The man said "every day is hell" since his wife with dementia has been away.

October 22, 2015, 1:03 PM
BBC Radio Solent host Alex Dyke invited 95-year-old listener Bill Palmer for coffee on Oct. 21, 2015 after Palmer called in explaining how he was lonely.
BBC Radio Solent host Alex Dyke invited 95-year-old listener Bill Palmer for coffee on Oct. 21, 2015 after Palmer called in explaining how he was lonely.
BBC

— -- A lonely 95-year-old listener of "BBC Radio Solent" has recently "touched the hearts of thousands of listeners," according to the show's host.

The listener, Bill Palmer of Southampton, U.K., called Alex Dyke's show Wednesday morning explaining how "every day is hell" and how he feels "so alone" because his wife -- whom he had married just last year at age 94 -- recently moved into a nursing home due to her dementia and colitis.

The call was made during Dyke's "Love -- later in life" phone-in. Palmer told Dyke that he had actually been friends with his wife Sheila, 85, for over 30 years before they finally got married on June 2, 2014.

Dyke invited Palmer in for coffee, and the show's production team immediately had a cab pick up Palmer to take him to the studio. Palmer sat in and chatted with Dyke for the rest of the show.

"I just sit with my wife and we tell each other we love each other, and that's it," Palmer told Dyke at the studio. "She knows who I am and she often says 'We did get married on the second of June didn't we?' And that's when it hurts."

Palmer added that since his wife's been in the nursing home, he passes time listening to the radio and watching TV. But said he still feels lonely because "unfortunately, when you get old, people don't visit.

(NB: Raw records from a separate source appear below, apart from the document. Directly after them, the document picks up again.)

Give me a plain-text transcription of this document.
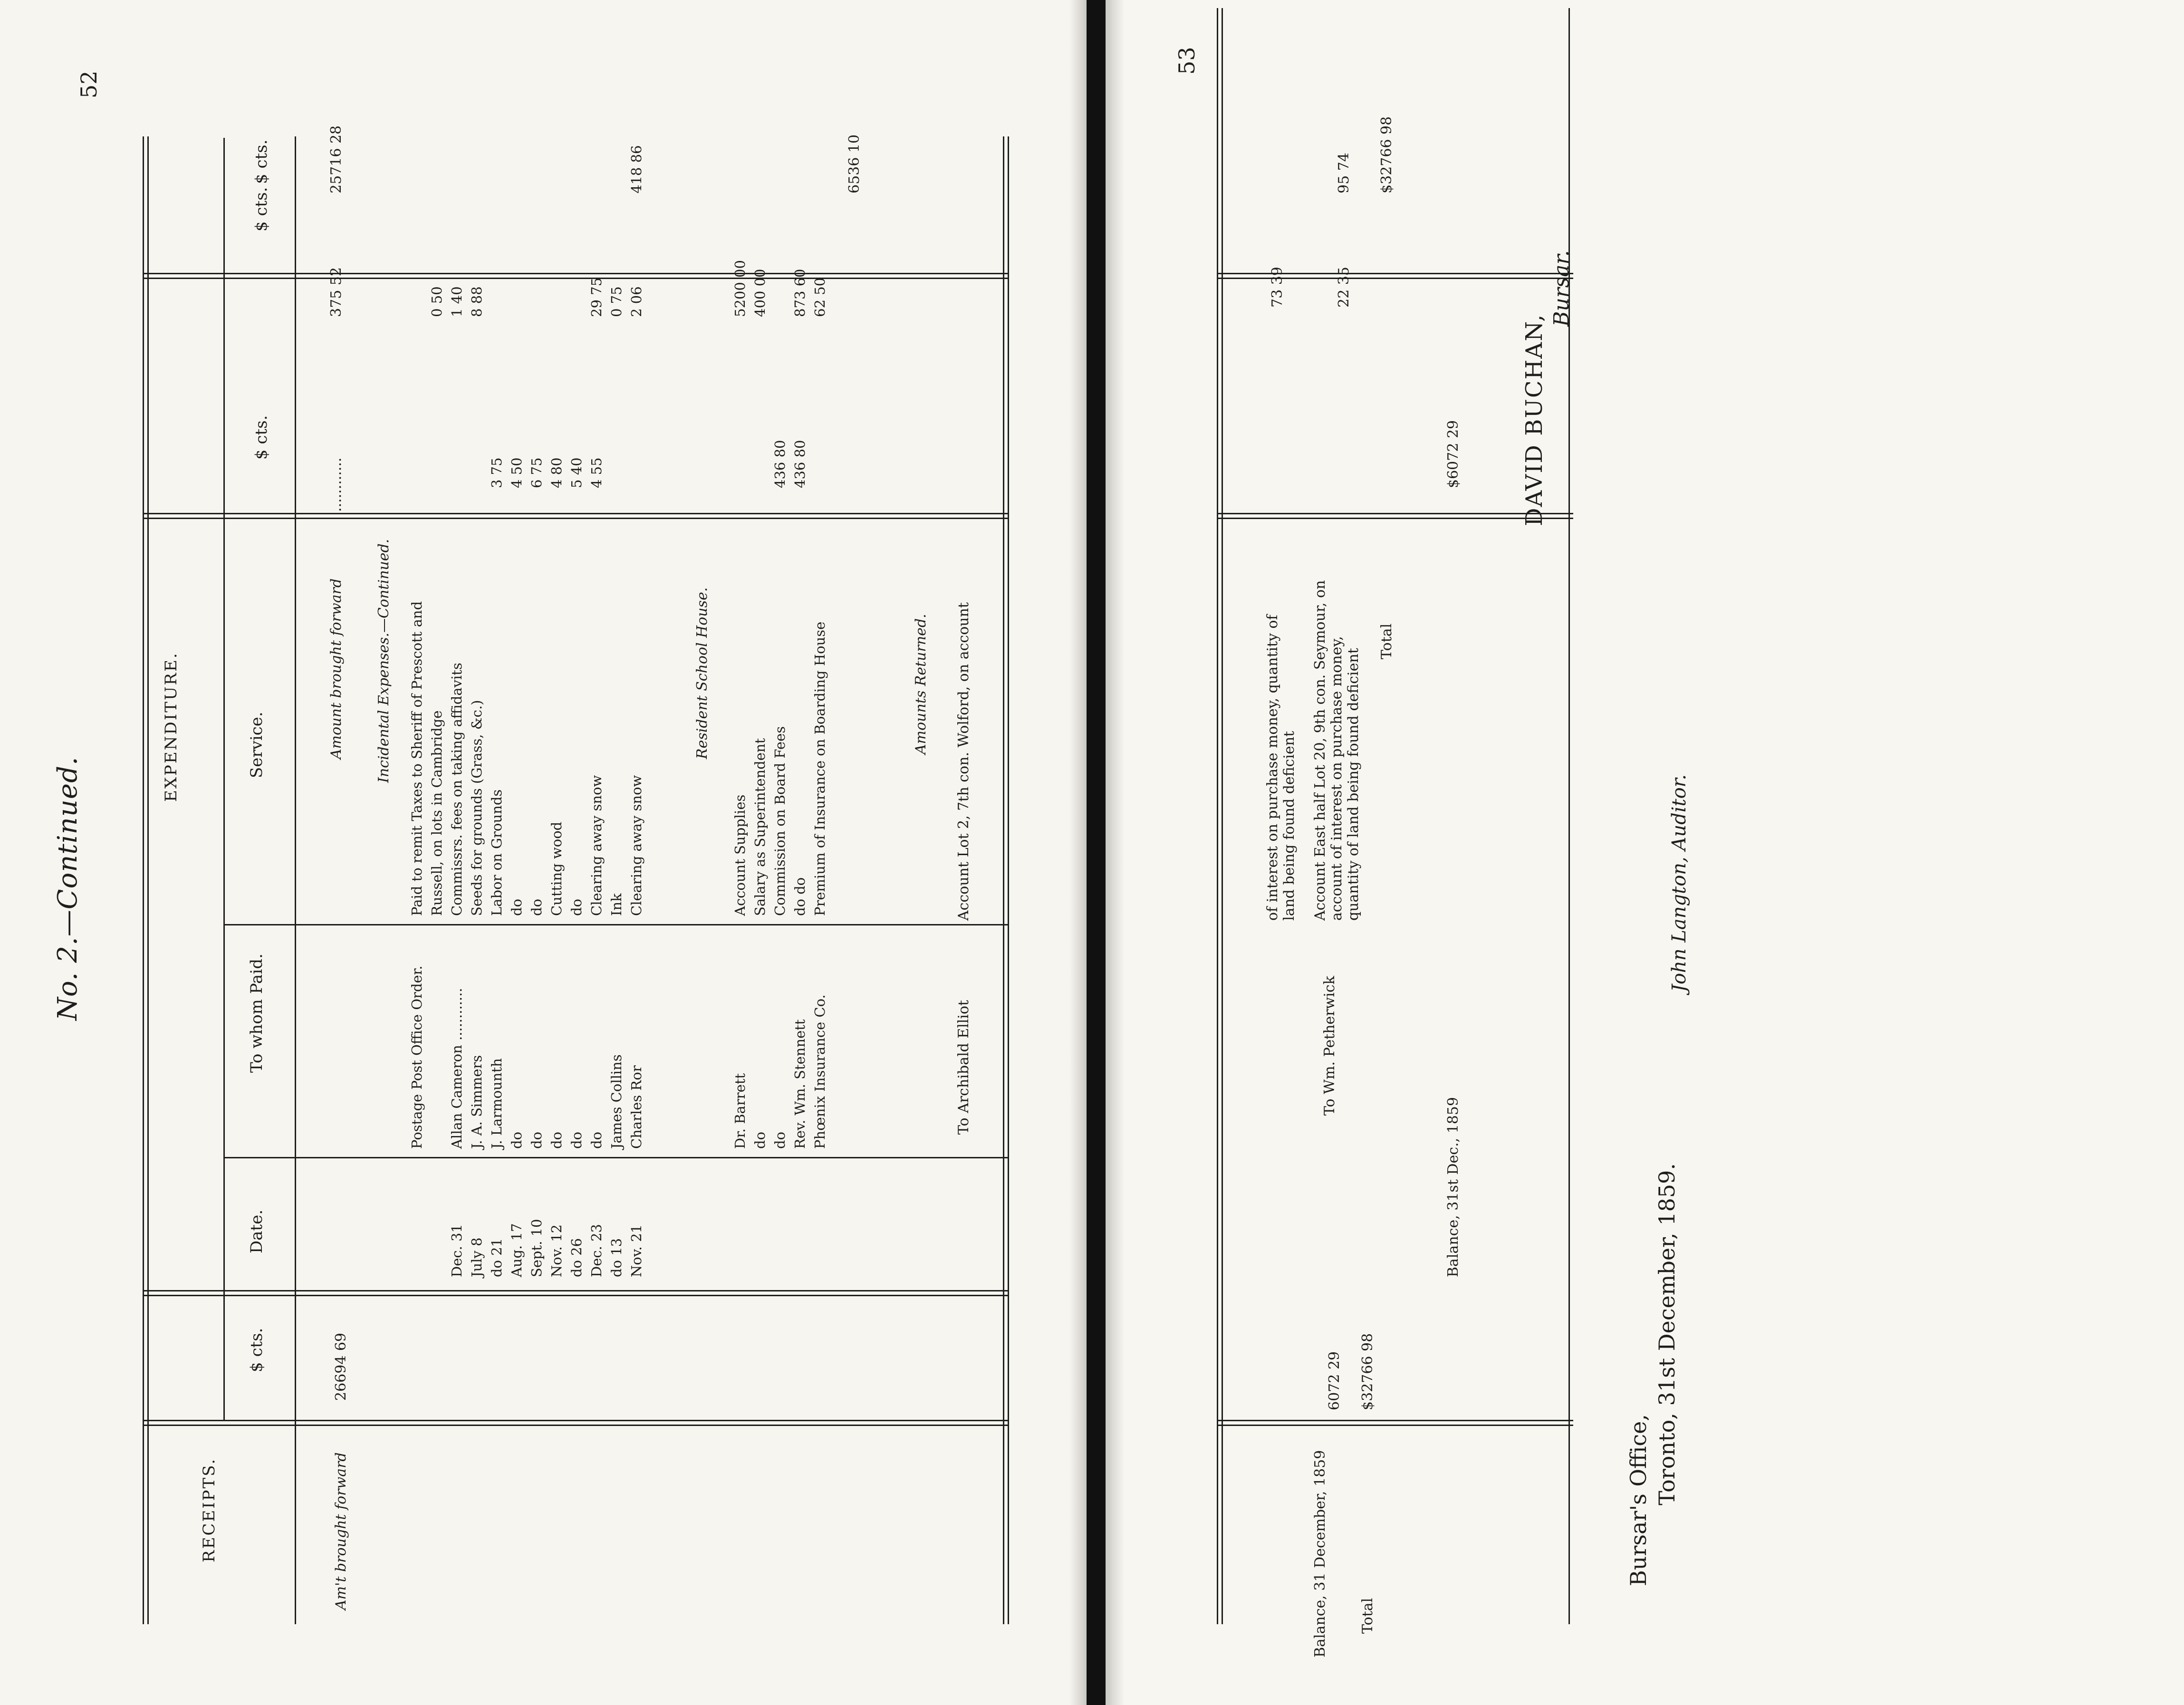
52
No. 2.—Continued.
RECEIPTS.
$ cts.
EXPENDITURE.
Date.
To whom Paid.
Service.
$ cts.
$ cts.
$ cts.
Am't brought forward
26694 69
Amount brought forward
............
375 52
25716 28
Incidental Expenses.—Continued.	Resident School House.
6536 10
Amounts Returned.
To Archibald Elliot
Account Lot 2, 7th con. Wolford, on account
Postage Post Office Order.
Paid to remit Taxes to Sheriff of Prescott and Russell, on lots in Cambridge
0 50
Dec. 31
Allan Cameron ............
Commissrs. fees on taking affidavits
1 40
July 8
J. A. Simmers
Seeds for grounds (Grass, &c.)
8 88
do 21
J. Larmounth
Labor on Grounds
3 75
Aug. 17
do
do
4 50
Sept. 10
do
do
6 75
Nov. 12
do
Cutting wood
4 80
do 26
do
do
5 40
Dec. 23
do
Clearing away snow
4 55
29 75
do 13
James Collins
Ink
0 75
Nov. 21
Charles Ror
Clearing away snow
2 06
418 86
Dr. Barrett
Account Supplies
5200 00
do
Salary as Superintendent
400 00
do
Commission on Board Fees
436 80
Rev. Wm. Stennett
do do
436 80
873 60
Phœnix Insurance Co.
Premium of Insurance on Boarding House
62 50
53
Balance, 31 December, 1859
6072 29
Total
$32766 98
of interest on purchase money, quantity of land being found deficient
73 39
To Wm. Petherwick
Account East half Lot 20, 9th con. Seymour, on account of interest on purchase money, quantity of land being found deficient
22 35
95 74
Total
$32766 98
Balance, 31st Dec., 1859
$6072 29	DAVID BUCHAN,
Bursar.
John Langton, Auditor.
Bursar's Office, Toronto, 31st December, 1859.
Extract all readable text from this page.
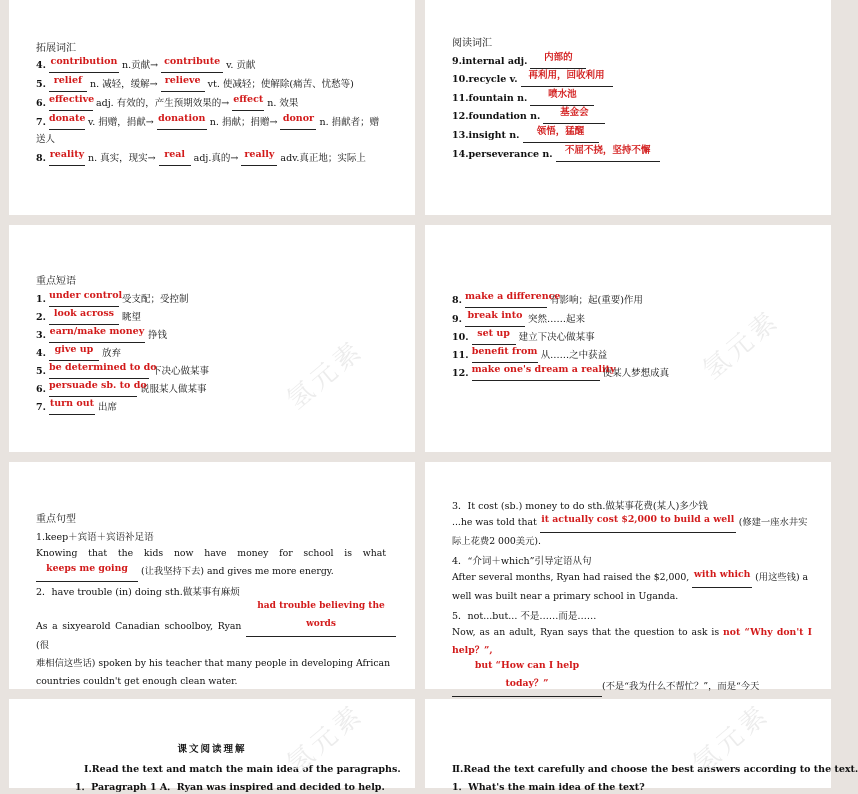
拓展词汇
4. contribution n.贡献→ contribute v. 贡献
5. relief n. 减轻，缓解→ relieve vt. 使减轻；使解除(痛苦、忧愁等)
6. effective adj. 有效的，产生预期效果的→ effect n. 效果
7. donate v. 捐赠，捐献→ donation n. 捐献；捐赠→ donor n. 捐献者；赠
送人
8. reality n. 真实，现实→ real adj.真的→ really adv.真正地；实际上
阅读词汇
9.internal adj. 内部的
10.recycle v. 再利用，回收利用
11.fountain n. 喷水池
12.foundation n. 基金会
13.insight n. 领悟，猛醒
14.perseverance n. 不屈不挠，坚持不懈
重点短语
1. under control 受支配；受控制
2. look across 眺望
3. earn/make money 挣钱
4. give up 放弃
5. be determined to do 下决心做某事
6. persuade sb. to do 说服某人做某事
7. turn out 出席	氢元素
8. make a difference 有影响；起(重要)作用
9. break into 突然……起来
10. set up 建立下决心做某事
11. benefit from 从……之中获益
12. make one's dream a reality 使某人梦想成真 氢元素
重点句型
1.keep＋宾语＋宾语补足语
Knowing that the kids now have money for school is what
keeps me going (让我坚持下去) and gives me more energy.
2．have trouble (in) doing sth.做某事有麻烦
As a sixyearold Canadian schoolboy, Ryan had trouble believing the words(很
难相信这些话) spoken by his teacher that many people in developing African
countries couldn't get enough clean water.
3．It cost (sb.) money to do sth.做某事花费(某人)多少钱
...he was told that it actually cost $2,000 to build a well (修建一座水井实
际上花费2 000美元).
4．“介词＋which”引导定语从句
After several months, Ryan had raised the $2,000, with which (用这些钱) a
well was built near a primary school in Uganda.
5．not...but... 不是……而是……
Now, as an adult, Ryan says that the question to ask is not “Why don't I help？”,
but “How can I help today？”	(不是“我为什么不帮忙？”，而是“今天
课文阅读理解
Ⅰ.Read the text and match the main idea of the paragraphs.
1．Paragraph 1 A．Ryan was inspired and decided to help.
氢元素	Ⅱ.Read the text carefully and choose the best answers according to the text.
1．What's the main idea of the text?
氢元素
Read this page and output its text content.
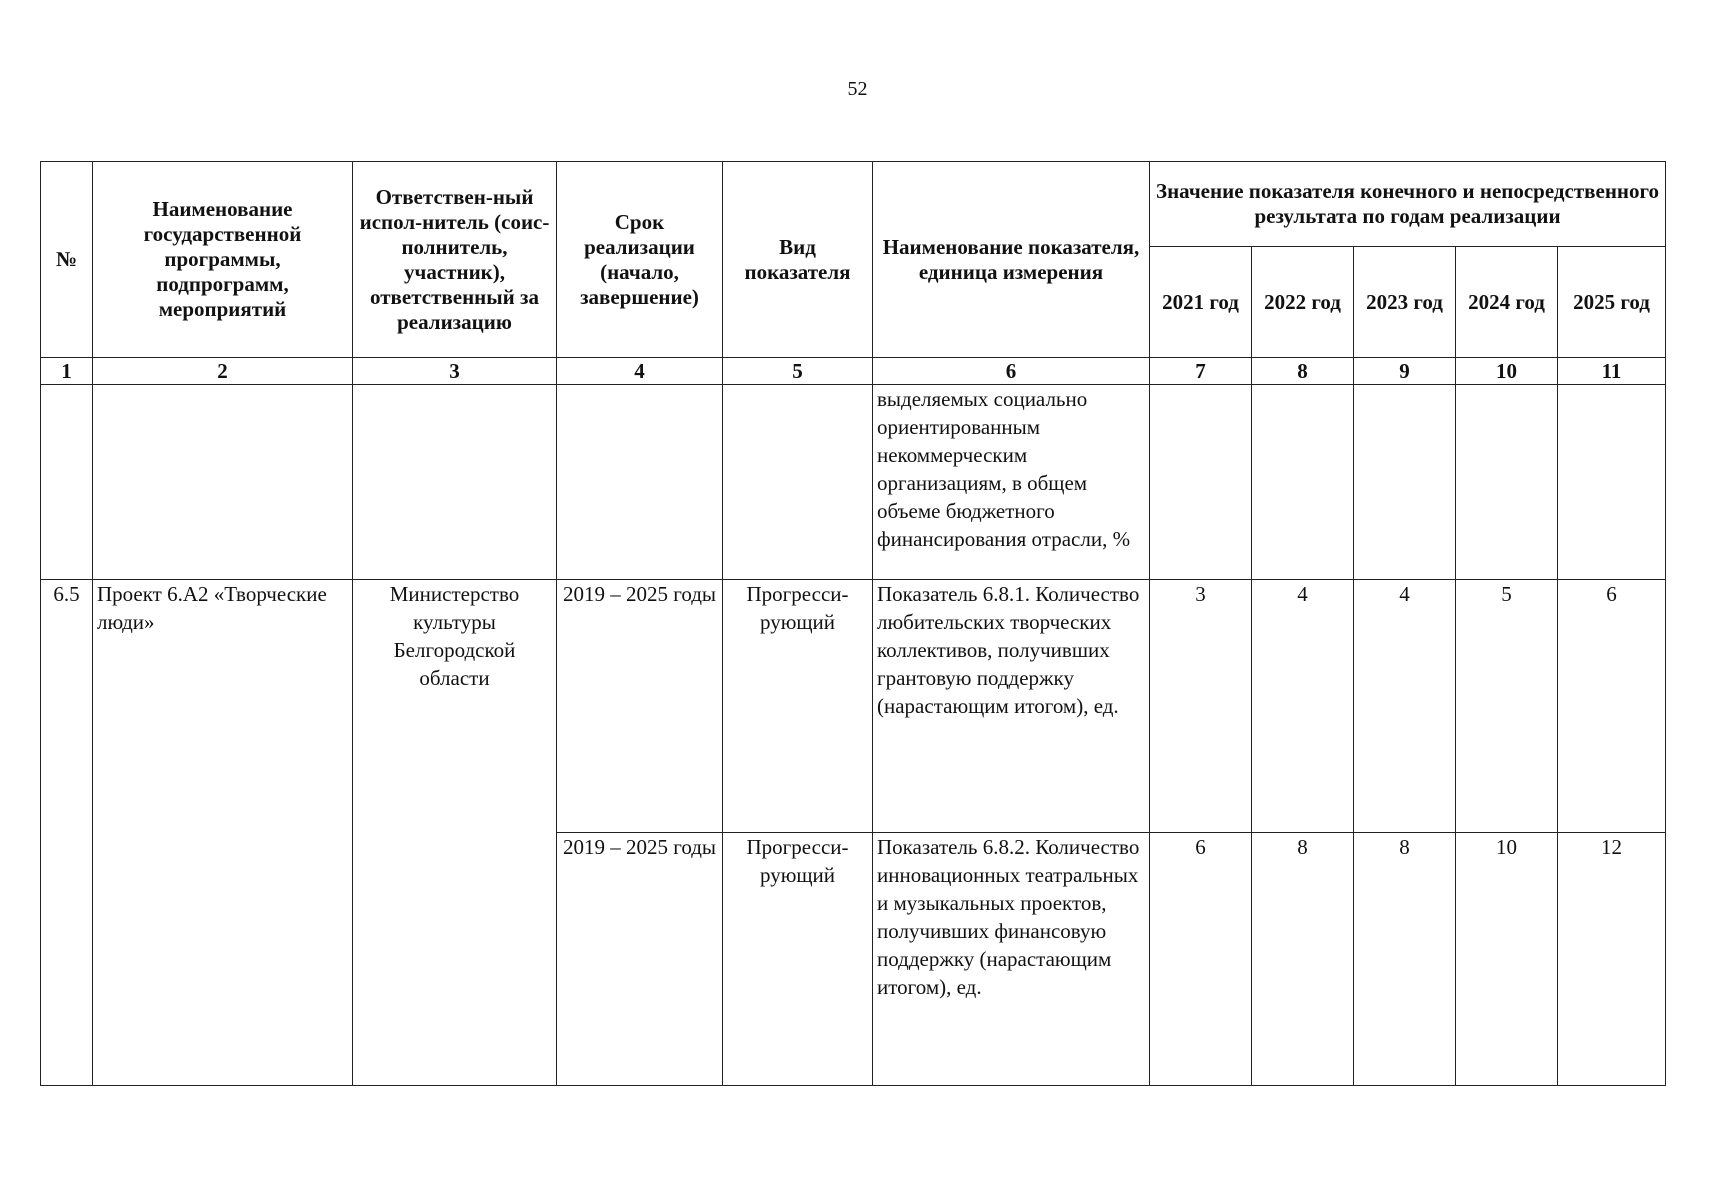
52
№	Наименование государственной программы, подпрограмм, мероприятий	Ответствен-ный испол-нитель (соис-полнитель, участник), ответственный за реализацию	Срок реализации (начало, завершение)	Вид показателя	Наименование показателя, единица измерения	Значение показателя конечного и непосредственного результата по годам реализации				
						2021 год	2022 год	2023 год	2024 год	2025 год
1	2	3	4	5	6	7	8	9	10	11
					выделяемых социально ориентированным некоммерческим организациям, в общем объеме бюджетного финансирования отрасли, %					
6.5	Проект 6.А2 «Творческие люди»	Министерство культуры Белгородской области	2019 – 2025 годы	Прогресси-рующий	Показатель 6.8.1. Количество любительских творческих коллективов, получивших грантовую поддержку (нарастающим итогом), ед.	3	4	4	5	6
			2019 – 2025 годы	Прогресси-рующий	Показатель 6.8.2. Количество инновационных театральных и музыкальных проектов, получивших финансовую поддержку (нарастающим итогом), ед.	6	8	8	10	12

That's life."

Other listeners then called in to offer support and company to Palmer, though he politely turned down the callers' offers, including lunch, afternoon trips and a ukulele orchestra visit.

"I didn't know such kindness existed," he told one caller.

Dyke said the 95-year-old man has "touched the hearts of thousands of listeners" and that chatting with Palmer was his "nicest moment in 30 years of broadcasting."